Erweiterte Suizide sind kein häufiges Phänomen

Fraglich ist, wie weit sich ein auf den engen schulischen Bereich konzipiertes Modell auf ein allgemeines Lebensumfeld wie in Münster übertragen lässt. Nach ersten Ermittlungen der Polizei waren bei dem 48-Jährigen, der am Samstag in die Menschenmenge raste, einige der von Psychologen genannten Muster erkennbar. Aber wie hätte die Bluttat verhindert werden können? Zwar steht ein Großteil aller Suizidfälle mit psychischen Erkrankungen im Zusammenhang, kann eine akute Lebenskrise ausschlaggebend werden. Doch wie sollen aus Hinweisen, die auf viele Menschen in Behandlung zutreffen, diejenigen herausgefiltert werden, bei denen akute Fremdgefährdung in solcher Dimension bevorsteht?
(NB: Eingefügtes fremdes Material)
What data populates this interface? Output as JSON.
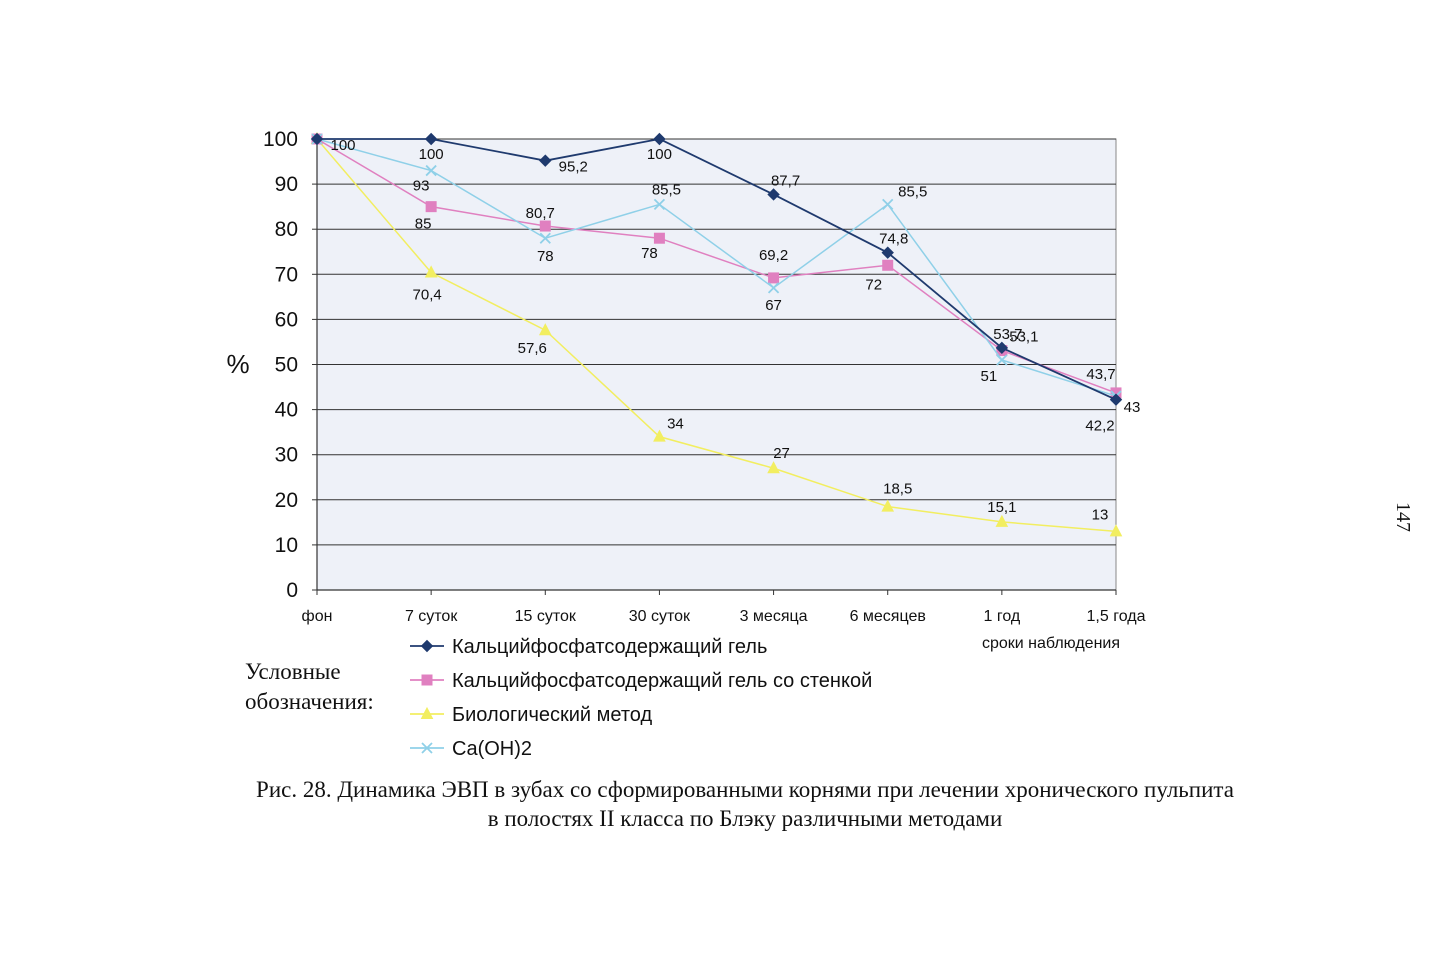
{
  "page_number": "147",
  "legend_heading": [
    "Условные",
    "обозначения:"
  ],
  "caption": [
    "Рис. 28. Динамика ЭВП в зубах со сформированными корнями при лечении хронического пульпита",
    "в полостях II класса по Блэку различными методами"
  ],
  "colors": {
    "series1": "#1f3a6e",
    "series2": "#e080c0",
    "series3": "#f2ee60",
    "series4": "#8fd0e8",
    "plot_bg": "#eef1f8",
    "grid": "#333333"
  },
  "chart_data": {
    "type": "line",
    "ylabel": "%",
    "xlabel": "сроки наблюдения",
    "ylim": [
      0,
      100
    ],
    "yticks": [
      0,
      10,
      20,
      30,
      40,
      50,
      60,
      70,
      80,
      90,
      100
    ],
    "grid": true,
    "legend_position": "bottom",
    "categories": [
      "фон",
      "7 суток",
      "15 суток",
      "30 суток",
      "3 месяца",
      "6 месяцев",
      "1 год",
      "1,5 года"
    ],
    "series": [
      {
        "name": "Кальцийфосфатсодержащий гель",
        "marker": "diamond",
        "color": "#1f3a6e",
        "values": [
          100,
          100,
          95.2,
          100,
          87.7,
          74.8,
          53.7,
          42.2
        ],
        "labels": [
          "100",
          "100",
          "95,2",
          "100",
          "87,7",
          "74,8",
          "53,7",
          "42,2"
        ]
      },
      {
        "name": "Кальцийфосфатсодержащий гель со стенкой",
        "marker": "square",
        "color": "#e080c0",
        "values": [
          100,
          85,
          80.7,
          78,
          69.2,
          72,
          53.1,
          43.7
        ],
        "labels": [
          "",
          "85",
          "80,7",
          "78",
          "69,2",
          "72",
          "53,1",
          "43,7"
        ]
      },
      {
        "name": "Биологический метод",
        "marker": "triangle",
        "color": "#f2ee60",
        "values": [
          100,
          70.4,
          57.6,
          34,
          27,
          18.5,
          15.1,
          13
        ],
        "labels": [
          "",
          "70,4",
          "57,6",
          "34",
          "27",
          "18,5",
          "15,1",
          "13"
        ]
      },
      {
        "name": "Ca(OH)2",
        "marker": "x",
        "color": "#8fd0e8",
        "values": [
          100,
          93,
          78,
          85.5,
          67,
          85.5,
          51,
          43
        ],
        "labels": [
          "",
          "93",
          "78",
          "85,5",
          "67",
          "85,5",
          "51",
          "43"
        ]
      }
    ]
  }
}
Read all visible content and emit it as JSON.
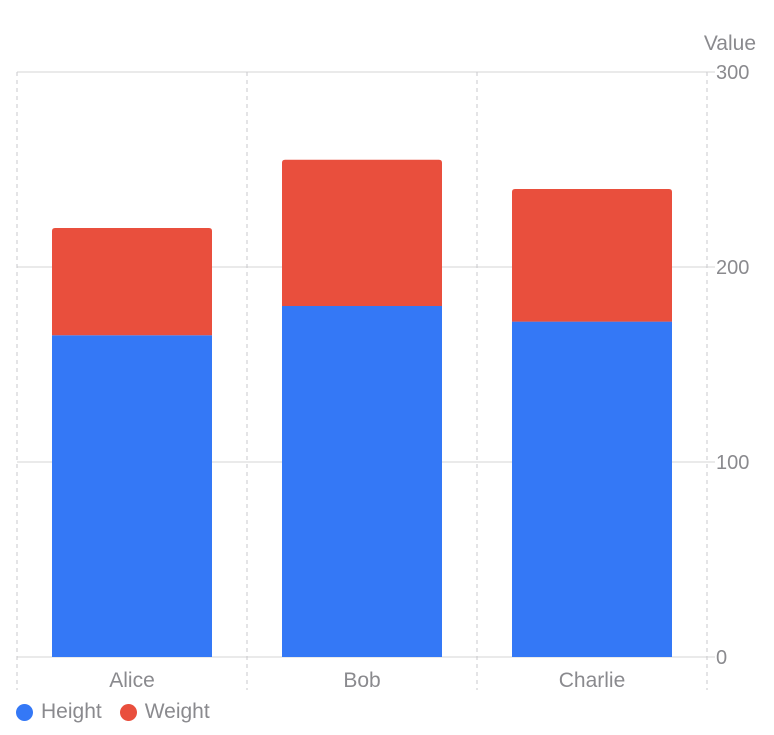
{
  "chart_data": {
    "type": "bar",
    "stacked": true,
    "categories": [
      "Alice",
      "Bob",
      "Charlie"
    ],
    "series": [
      {
        "name": "Height",
        "values": [
          165,
          180,
          172
        ],
        "color": "#3478F6"
      },
      {
        "name": "Weight",
        "values": [
          55,
          75,
          68
        ],
        "color": "#E94F3D"
      }
    ],
    "ylabel": "Value",
    "ylim": [
      0,
      300
    ],
    "yticks": [
      "0",
      "100",
      "200",
      "300"
    ],
    "y_axis_position": "right",
    "grid": true,
    "legend_position": "bottom-left"
  }
}
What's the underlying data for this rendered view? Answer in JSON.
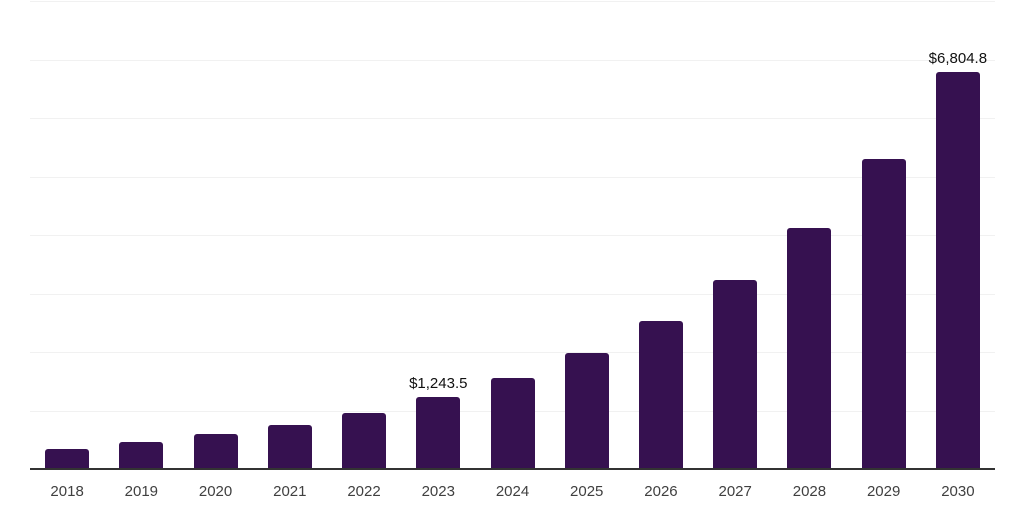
{
  "chart_data": {
    "type": "bar",
    "title": "",
    "xlabel": "",
    "ylabel": "",
    "categories": [
      "2018",
      "2019",
      "2020",
      "2021",
      "2022",
      "2023",
      "2024",
      "2025",
      "2026",
      "2027",
      "2028",
      "2029",
      "2030"
    ],
    "values": [
      360,
      480,
      620,
      770,
      980,
      1243.5,
      1570,
      2005,
      2550,
      3240,
      4140,
      5310,
      6804.8
    ],
    "bar_labels": [
      null,
      null,
      null,
      null,
      null,
      "$1,243.5",
      null,
      null,
      null,
      null,
      null,
      null,
      "$6,804.8"
    ],
    "ylim": [
      0,
      8000
    ],
    "gridline_step": 1000,
    "grid": "horizontal",
    "legend": "none",
    "y_axis_tick_labels_visible": false,
    "colors": {
      "bar": "#361150",
      "axis": "#333333",
      "gridline": "#f1f1f1",
      "bar_label_text": "#111111",
      "tick_label_text": "#404040",
      "background": "#ffffff"
    }
  }
}
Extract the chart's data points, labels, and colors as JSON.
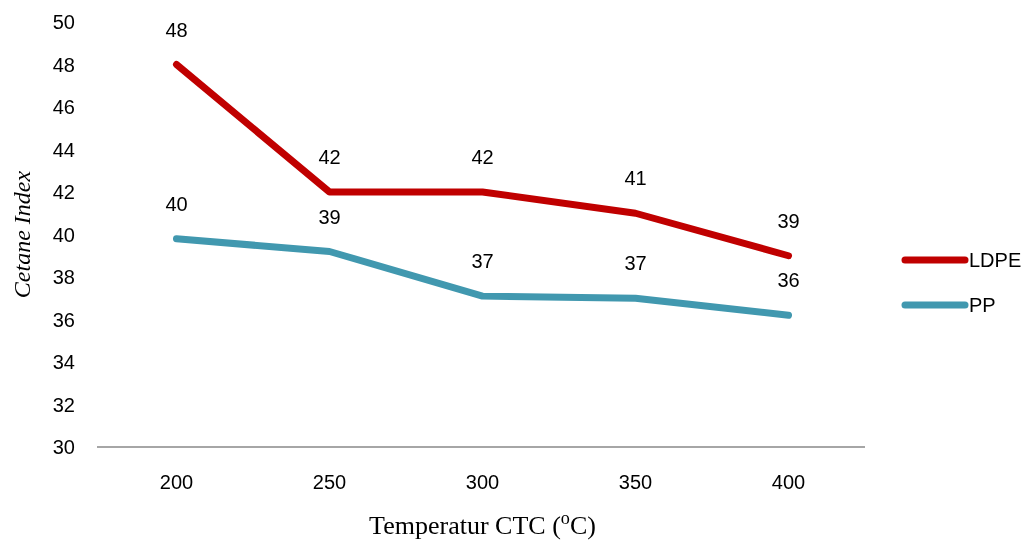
{
  "chart_data": {
    "type": "line",
    "xlabel": "Temperatur CTC ($^{o}$C)",
    "ylabel": "Cetane Index",
    "categories": [
      "200",
      "250",
      "300",
      "350",
      "400"
    ],
    "series": [
      {
        "name": "LDPE",
        "color": "#c00000",
        "values": [
          48,
          42,
          42,
          41,
          39
        ],
        "value_labels": [
          "48",
          "42",
          "42",
          "41",
          "39"
        ]
      },
      {
        "name": "PP",
        "color": "#4198af",
        "values": [
          39.8,
          39.2,
          37.1,
          37.0,
          36.2
        ],
        "value_labels": [
          "40",
          "39",
          "37",
          "37",
          "36"
        ]
      }
    ],
    "ylim": [
      30,
      50
    ],
    "yticks": [
      30,
      32,
      34,
      36,
      38,
      40,
      42,
      44,
      46,
      48,
      50
    ],
    "legend": "right",
    "grid": false,
    "line_style": "solid"
  }
}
Erweiterte Suizide sind ohnehin kein häufiges Phänomen, so tragisch und emotional aufwühlend sie in jedem Einzelfall auch sein mögen. Und dann beziehen sie sich in der Regel auf enge Familienangehörige. Die Mutter, die ihre Kinder nach ihrem eigenen Suizid vermeintlich nicht allein zurücklassen will, der Mann, der seine Partnerin mit in den Tod nimmt. "Menschen, die erweiterten Suizid begehen, handeln manchmal aus vermeintlich altruistischen Motiven", erläutert Barbara Schneider, Fachärztin für Psychiatrie und Psychotherapie. Wer sich gemeinsam mit einem Partner umbringe, habe mit Verlustängsten zu tun - oder aber auch mit Rachegedanken.

Soll dann also eine Menge anonymer Menschen auch Ziel dieser Rache sein? Sollen andere mitleiden müssen für das, was man selbst zu leiden hatte? Der Forschungsstand ist nach Angaben von Schneider spärlich bei Fällen, die über einzelne Familiendramen hinausgehen. Und sie fragt kritisch, ob bei Taten mit besonders vielen Opfern und einem hohen Maß an Fremdaggression ein erweiterter Suizidbegriff überhaupt noch passt.

Es gibt Beispiele, bei denen es die Täter bei ihrem Amoklauf offenkundig auch darauf anlegten, von Einsatzkräften getötet zu werden. Der Selbstmord mit Mord kann dann auch bei vorsätzlichen Geisterfahrern auf der Autobahn nicht ausgeschlossen werden.

Die Forschung gibt noch keine sicheren Antworten, sie wird sich auch den Fall von Samstag in Münster intensiv anschauen.